- Born: 1941 Guayaquil, Ecuador
- Died: 2 April 2020 Guayaquil, Ecuador
- Occupation(s): Teacher Singer Architect Diplomat

= Gustavo Orellana =

Ecuadorian architect, teacher and singer (1941–2020)

Gustavo Adolfo Orellana Magallanes (Guayaquil, 1941 – 2 April 2020), was an Ecuadorian teacher and singer, who dedicated almost fifty years of his life to teaching in the National College Vicente Rocafuerte and the last years of his life to music.

== Biography ==

During the government of Jaime Roldós, Orellana was Secretary of Sports and Recreation.

He started doing music in 1996, at age 55; in the same year, he participated in the OTI Festival with the song Canción de amor al viento, which was among the chosen songs.

He dedicated himself to teaching at the Vicente Rocafuerte National College, of which he was a student for almost fifty years; he retired in 2011, at the request of the authorities of the Ministry of Education. After this, he focused entirely on singing. He was also a member of the Vicente Rocafuerte National College Foundation (Conaviro) along with other former students such as Jorge Moreno Guerrero, Gustavo Triviño, Santiago Yépez, Iván Lascano, Enrique Jiménez, Rafael Santelices, Ricardo Vasconcellos, among others, where they held sporting events with students and alumni of all ages. On October 18, 2015, the Conaviro Foundation held a football championship in honor of three teachers, including Orellana, who was the one who began the inauguration of the championship, as the division championship 40–46 years was in his honor. In August 2016, another tournament was held in his honor and that of Enrique Salcedo Arce, on the fields of the Carlos Pérez Perasso Sports City. In 2018, together with Otón Chávez Pazmiño, Aldo Vanoni, Ricardo Vasconcellos and the ideator, José Carbo Robles, coordinated by Iván Lascano, he was part of a commission that founded the Vicentino Sports Hall of Fame, with the idea of perpetuating the footprint of the most outstanding athletes on the team.

He obtained a diploma in Higher Education and worked as a teacher at the Faculty of Architecture at the University of Guayaquil until September 2012.

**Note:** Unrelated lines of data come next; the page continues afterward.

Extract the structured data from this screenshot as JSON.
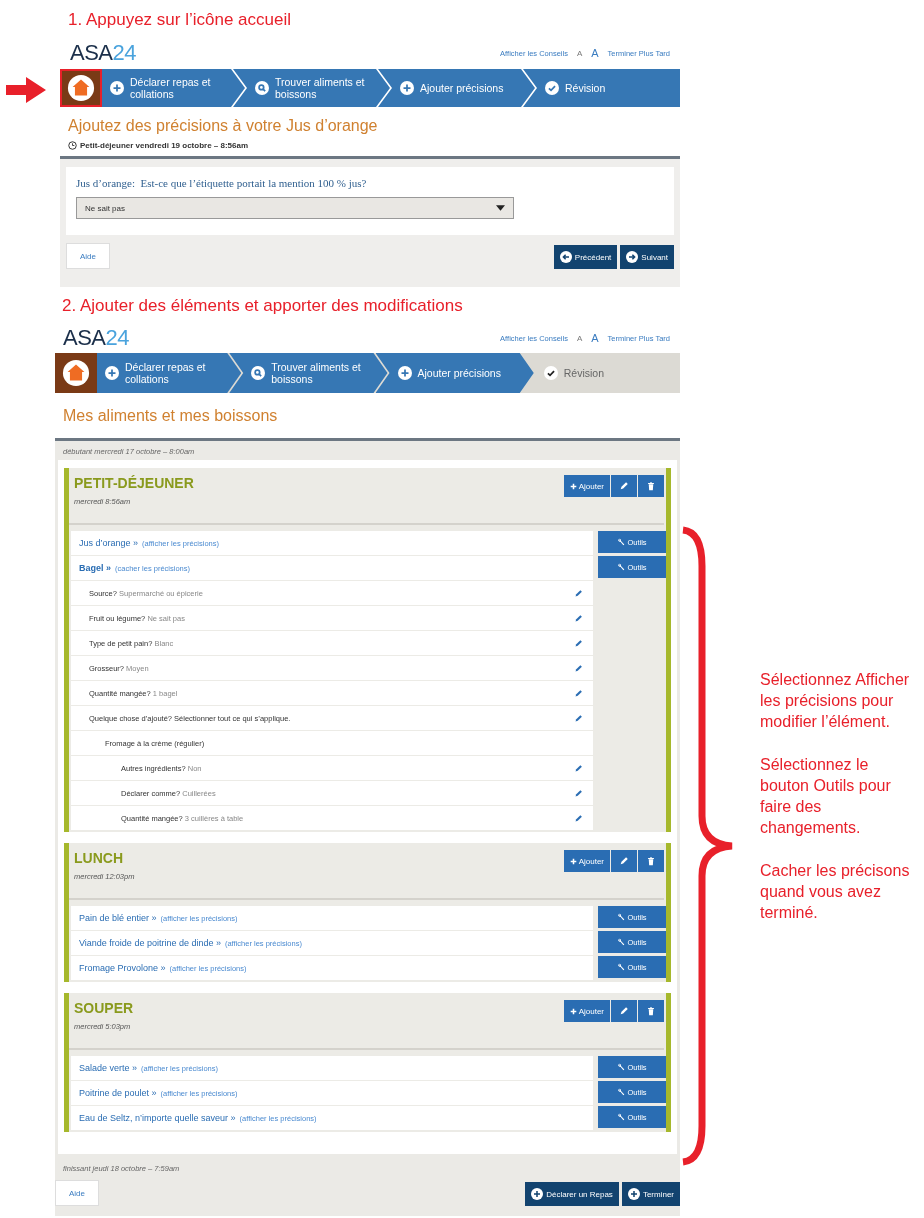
{
  "step1": {
    "title": "1. Appuyez sur l’icône accueil",
    "screen": {
      "logo": {
        "main": "ASA",
        "suffix": "24"
      },
      "top_links": {
        "tips": "Afficher les Conseils",
        "font_small": "A",
        "font_large": "A",
        "later": "Terminer Plus Tard"
      },
      "home": {
        "highlighted": true
      },
      "steps": [
        {
          "label": "Déclarer repas et collations",
          "active": true
        },
        {
          "label": "Trouver aliments et boissons",
          "active": true
        },
        {
          "label": "Ajouter précisions",
          "active": true
        },
        {
          "label": "Révision",
          "active": true
        }
      ],
      "heading": "Ajoutez des précisions à votre Jus d’orange",
      "meal_line": "Petit-déjeuner vendredi 19 octobre – 8:56am",
      "question": "Jus d’orange:  Est-ce que l’étiquette portait la mention 100 % jus?",
      "answer": {
        "value": "Ne sait pas"
      },
      "help": "Aide",
      "actions": [
        {
          "label": "Précédent"
        },
        {
          "label": "Suivant"
        }
      ]
    }
  },
  "step2": {
    "title": "2. Ajouter des éléments et apporter des modifications",
    "screen": {
      "logo": {
        "main": "ASA",
        "suffix": "24"
      },
      "top_links": {
        "tips": "Afficher les Conseils",
        "font_small": "A",
        "font_large": "A",
        "later": "Terminer Plus Tard"
      },
      "home": {
        "highlighted": false
      },
      "steps": [
        {
          "label": "Déclarer repas et collations",
          "active": true
        },
        {
          "label": "Trouver aliments et boissons",
          "active": true
        },
        {
          "label": "Ajouter précisions",
          "active": true
        },
        {
          "label": "Révision",
          "active": false
        }
      ],
      "heading": "Mes aliments et mes boissons",
      "start_line": "débutant mercredi 17 octobre – 8:00am",
      "meals": [
        {
          "name": "PETIT-DÉJEUNER",
          "time": "mercredi 8:56am",
          "add_label": "Ajouter",
          "items": [
            {
              "name": "Jus d’orange »",
              "toggle": "(afficher les précisions)",
              "expanded": false,
              "tools_label": "Outils"
            },
            {
              "name": "Bagel »",
              "toggle": "(cacher les précisions)",
              "expanded": true,
              "tools_label": "Outils",
              "details": [
                {
                  "label": "Source?",
                  "answer": "Supermarché ou épicerie",
                  "editable": true
                },
                {
                  "label": "Fruit ou légume?",
                  "answer": "Ne sait pas",
                  "editable": true
                },
                {
                  "label": "Type de petit pain?",
                  "answer": "Blanc",
                  "editable": true
                },
                {
                  "label": "Grosseur?",
                  "answer": "Moyen",
                  "editable": true
                },
                {
                  "label": "Quantité mangée?",
                  "answer": "1 bagel",
                  "editable": true
                },
                {
                  "label": "Quelque chose d’ajouté? Sélectionner tout ce qui s’applique.",
                  "editable": true,
                  "children": [
                    {
                      "label": "Fromage à la crème (régulier)",
                      "editable": false,
                      "children": [
                        {
                          "label": "Autres ingrédients?",
                          "answer": "Non",
                          "editable": true
                        },
                        {
                          "label": "Déclarer comme?",
                          "answer": "Cuillerées",
                          "editable": true
                        },
                        {
                          "label": "Quantité mangée?",
                          "answer": "3 cuillères à table",
                          "editable": true
                        }
                      ]
                    }
                  ]
                }
              ]
            }
          ]
        },
        {
          "name": "LUNCH",
          "time": "mercredi 12:03pm",
          "add_label": "Ajouter",
          "items": [
            {
              "name": "Pain de blé entier »",
              "toggle": "(afficher les précisions)",
              "expanded": false,
              "tools_label": "Outils"
            },
            {
              "name": "Viande froide de poitrine de dinde »",
              "toggle": "(afficher les précisions)",
              "expanded": false,
              "tools_label": "Outils"
            },
            {
              "name": "Fromage Provolone »",
              "toggle": "(afficher les précisions)",
              "expanded": false,
              "tools_label": "Outils"
            }
          ]
        },
        {
          "name": "SOUPER",
          "time": "mercredi 5:03pm",
          "add_label": "Ajouter",
          "items": [
            {
              "name": "Salade verte »",
              "toggle": "(afficher les précisions)",
              "expanded": false,
              "tools_label": "Outils"
            },
            {
              "name": "Poitrine de poulet »",
              "toggle": "(afficher les précisions)",
              "expanded": false,
              "tools_label": "Outils"
            },
            {
              "name": "Eau de Seltz, n’importe quelle saveur »",
              "toggle": "(afficher les précisions)",
              "expanded": false,
              "tools_label": "Outils"
            }
          ]
        }
      ],
      "end_line": "finissant jeudi 18 octobre – 7:59am",
      "help": "Aide",
      "actions": [
        {
          "label": "Déclarer un Repas"
        },
        {
          "label": "Terminer"
        }
      ]
    }
  },
  "callout": {
    "paragraphs": [
      "Sélectionnez Afficher les précisions pour modifier l’élément.",
      "Sélectionnez le bouton Outils pour faire des changements.",
      "Cacher les précisons quand vous avez terminé."
    ]
  }
}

In March 2013, he participated in the Ascap award, where he met the Mexican group Los Tigres del Norte and Jorge Pinos, who managed Gloria Estefan’s shows.

In 2014, during a show for Mother's Day, he released his second album called Recordando el ayer, volumen 2, including boleros such as Amor mío, Cómo fue, Espérame en el cielo, No sé qué pasa conmigo, Si me comprendieras and Sabor a mí. He recorded his two albums at the record company Ecuasound Productions, owned by his former student Iván Castro, in United States. He also composed the songs Mi gran Guayaquil and Barcelona, el único campeón, dedicated to the football team Barcelona Sporting Club.

== Death ==

Orellana died in his native Guayaquil on 2 April 2020, of COVID-19, during the pandemic in Ecuador.